Statement by Chuck Sheketoff on the September Oregon Economic and Revenue Forecast
One of Oregon’s most fiscally irresponsible policies is now set to rear its ugly head. Today, state economists confirmed that Oregon’s “kicker” is going to kick, depriving the Oregon Rainy Day Fund and essential services of some $464 million.
The kicker is an automatic tax cut triggered when revenue comes in 2 percent or more above what state economists forecast two years earlier. That’s a wafer-thin margin for error when predicting two years out the economic performance of a small state that is tied to the national and world economies. Oregon represents slightly over 1 percent of the national economy.

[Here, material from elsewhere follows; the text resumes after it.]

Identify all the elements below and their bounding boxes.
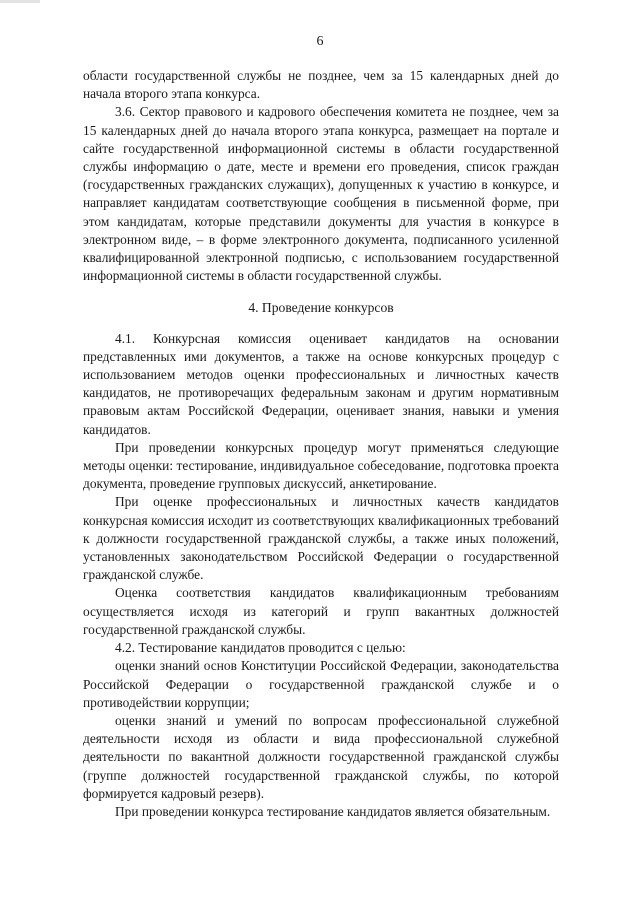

Right now, essential services like K-12 schools and childcare for low- and moderate-income workers suffer from overcrowding, waiting lists, and other problems due to a lack of funding. The funds being spent by the kicker could have filled some of these budget holes. In fact, Oregon could have funded an estimated 2,650 additional teachers with the kicker dollars for the two-year budget period. Instead, the legislature chose to let the kicker kick.
The most fiscally responsible course of action would have been to direct the kicker money to the Oregon Rainy Day Fund. We are in the midst of one of the longest economic expansions in the post-World War II era — a business cycle that sooner or later will end with a recession. A better funded Rainy Day Fund would protect more essential public services during the next downturn. Instead of saving for the inevitable, the legislature chose not to stop a tax cut that principally benefits the best-off Oregonians.
Oregon’s highest-earning taxpayers will get a significant tax cut, averaging $4,902 for the top 1 percent, or those with household incomes in excess of $389,400. The typical Oregonian, a household with income in the $30,000 to $35,000 range, will only save $89.
The 2017 legislature abdicated its responsibilities in failing to suspend the kicker. Ordinary Oregonians will now suffer overcrowded classrooms, wait lists for child care assistance, and a Rainy Day Fund incapable of protecting Oregonians during the next inevitable downturn.
Chuck Sheketoff is executive director of the Oregon Center for Public Policy.